Radio man at heart looks back on long RTE career

Talking Sport with Stephen Glennon

One of the many books that has hit the shelves ahead of the Christmas rush is Patrick P. Guthrie’s ‘The GAA and Radio Éireann’, a publication which explores the relationship between radio commentators and Gaelic games between 1926 and 2010.

Among those to feature prominently in Guthrie’s work is well-known Galway pundit Jim Carney, who in addition to his work on the wireless for many years, was also the first presenter of RTE’s The Sunday Game. He is currently sports editor of The Tuam Herald, where he began his career in the media back in 1968.

To say Milltown native Carney is nothing less than charismatic is an understatement and it is easy to see why he was chosen – at the age of 29 – to front RTE’s equivalent of the BBC’s ‘Match of the Day’ in 1979. For any young man, it was a dream job but Carney, even now, insists his days in radio gave him much more enjoyment.

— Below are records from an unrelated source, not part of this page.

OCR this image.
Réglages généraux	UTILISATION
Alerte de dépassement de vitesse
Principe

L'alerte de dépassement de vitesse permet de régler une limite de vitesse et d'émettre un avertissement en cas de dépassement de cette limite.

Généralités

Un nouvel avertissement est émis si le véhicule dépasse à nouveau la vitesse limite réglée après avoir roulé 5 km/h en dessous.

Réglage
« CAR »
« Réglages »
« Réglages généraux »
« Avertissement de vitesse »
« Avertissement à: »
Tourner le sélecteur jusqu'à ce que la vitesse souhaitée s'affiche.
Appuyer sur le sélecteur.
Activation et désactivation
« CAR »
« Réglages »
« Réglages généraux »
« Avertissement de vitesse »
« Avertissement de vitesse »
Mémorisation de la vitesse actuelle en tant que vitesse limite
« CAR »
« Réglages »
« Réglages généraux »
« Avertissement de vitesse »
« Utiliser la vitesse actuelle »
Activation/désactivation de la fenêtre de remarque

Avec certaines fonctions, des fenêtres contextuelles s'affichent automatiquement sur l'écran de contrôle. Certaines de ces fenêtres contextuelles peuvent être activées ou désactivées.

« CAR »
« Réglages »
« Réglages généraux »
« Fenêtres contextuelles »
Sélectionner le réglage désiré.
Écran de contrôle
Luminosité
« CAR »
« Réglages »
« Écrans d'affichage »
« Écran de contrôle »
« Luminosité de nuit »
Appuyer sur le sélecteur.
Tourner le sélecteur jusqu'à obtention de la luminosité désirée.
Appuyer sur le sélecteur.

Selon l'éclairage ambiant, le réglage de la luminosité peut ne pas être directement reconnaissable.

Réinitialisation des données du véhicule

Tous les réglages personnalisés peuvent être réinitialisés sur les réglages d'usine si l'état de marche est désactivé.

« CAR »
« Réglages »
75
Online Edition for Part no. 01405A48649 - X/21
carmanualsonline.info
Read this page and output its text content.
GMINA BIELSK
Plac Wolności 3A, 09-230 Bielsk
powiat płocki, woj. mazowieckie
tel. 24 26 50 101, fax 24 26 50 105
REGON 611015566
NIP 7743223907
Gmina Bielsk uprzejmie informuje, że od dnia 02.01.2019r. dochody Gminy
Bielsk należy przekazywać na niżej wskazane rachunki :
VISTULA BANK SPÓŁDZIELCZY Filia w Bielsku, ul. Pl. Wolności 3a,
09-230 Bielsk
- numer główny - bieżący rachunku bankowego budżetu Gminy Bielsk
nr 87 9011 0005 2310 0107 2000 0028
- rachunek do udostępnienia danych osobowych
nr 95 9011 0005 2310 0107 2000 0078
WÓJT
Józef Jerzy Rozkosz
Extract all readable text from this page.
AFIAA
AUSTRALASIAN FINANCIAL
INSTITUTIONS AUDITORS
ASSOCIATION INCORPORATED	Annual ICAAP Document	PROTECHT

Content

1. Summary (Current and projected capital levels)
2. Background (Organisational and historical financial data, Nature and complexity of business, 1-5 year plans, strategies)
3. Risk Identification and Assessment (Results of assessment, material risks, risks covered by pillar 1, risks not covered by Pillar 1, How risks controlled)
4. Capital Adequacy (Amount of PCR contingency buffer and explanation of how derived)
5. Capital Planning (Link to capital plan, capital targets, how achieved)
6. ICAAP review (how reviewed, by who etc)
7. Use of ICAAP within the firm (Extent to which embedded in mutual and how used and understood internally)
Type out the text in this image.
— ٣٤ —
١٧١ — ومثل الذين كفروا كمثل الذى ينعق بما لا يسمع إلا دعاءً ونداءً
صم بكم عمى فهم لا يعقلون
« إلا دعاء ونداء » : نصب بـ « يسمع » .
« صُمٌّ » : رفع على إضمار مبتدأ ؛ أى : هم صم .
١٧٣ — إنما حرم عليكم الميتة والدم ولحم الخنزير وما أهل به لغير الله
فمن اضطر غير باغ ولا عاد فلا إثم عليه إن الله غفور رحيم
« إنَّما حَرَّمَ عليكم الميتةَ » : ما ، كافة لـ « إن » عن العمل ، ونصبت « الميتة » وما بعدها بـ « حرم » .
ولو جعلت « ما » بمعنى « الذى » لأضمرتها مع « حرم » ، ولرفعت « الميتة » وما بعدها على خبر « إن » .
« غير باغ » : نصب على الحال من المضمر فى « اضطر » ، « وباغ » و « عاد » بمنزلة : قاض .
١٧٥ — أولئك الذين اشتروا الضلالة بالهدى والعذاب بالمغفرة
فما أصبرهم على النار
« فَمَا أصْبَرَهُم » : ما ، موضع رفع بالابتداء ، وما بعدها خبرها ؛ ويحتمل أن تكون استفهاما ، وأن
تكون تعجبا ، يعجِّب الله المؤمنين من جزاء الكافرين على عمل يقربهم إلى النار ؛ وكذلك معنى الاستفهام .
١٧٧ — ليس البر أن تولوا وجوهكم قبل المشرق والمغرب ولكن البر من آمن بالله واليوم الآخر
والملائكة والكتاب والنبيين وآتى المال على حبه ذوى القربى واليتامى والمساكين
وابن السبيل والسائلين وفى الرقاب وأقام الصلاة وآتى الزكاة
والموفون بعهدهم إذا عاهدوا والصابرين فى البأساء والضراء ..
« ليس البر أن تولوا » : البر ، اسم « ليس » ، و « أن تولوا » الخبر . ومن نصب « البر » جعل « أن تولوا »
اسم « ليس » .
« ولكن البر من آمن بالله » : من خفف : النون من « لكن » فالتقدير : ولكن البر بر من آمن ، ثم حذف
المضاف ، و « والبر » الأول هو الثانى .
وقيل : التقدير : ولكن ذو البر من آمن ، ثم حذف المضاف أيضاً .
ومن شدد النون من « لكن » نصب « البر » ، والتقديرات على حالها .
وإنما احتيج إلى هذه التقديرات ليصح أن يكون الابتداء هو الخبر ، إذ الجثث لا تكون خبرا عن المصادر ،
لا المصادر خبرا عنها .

“It (television work) probably should mean more to me than it did, but when you are young and enjoying life you don’t think too much on the profound side of it. Also, I wasn’t quite a natural at it either. I was keen and everything else but . . . well, let’s say, if I was a goose I didn’t think I was a swan!” he laughs.

“I wouldn’t have had a big head about it. So, it didn’t mean as much to me and it still doesn’t mean as much to me as it probably should. I suppose, it was just that I was, first and foremost, a lover of radio, as I still am. And of radio sport as well.”

This leads us nicely into Guthrie’s book, where Carney, a former journalist with the Connacht Tribune, takes his place alongside many of the great radio broadcasters like Mícheál O’Hehir, Mícheál Ó Muircheartaigh, Jimmy Magee, Mícheál Ó Sé and the late, Tom Rooney, another ex-Tribune reporter.

For a passionate Galway supporter like Carney, though, radio has always held a special place in his heart. “When Galway won the All-Ireland in ’56 – they lost the semi-finals in ’57 and ’58 – I actually remember listening to those games on the radio.

“I remember my father going up to the match and the radio being on at home and listening to Mícheál O’Hehir’s voice – and the names of Purcell, Stockwell and Jack Mangan, who recently passed away – as Galway beat Cork.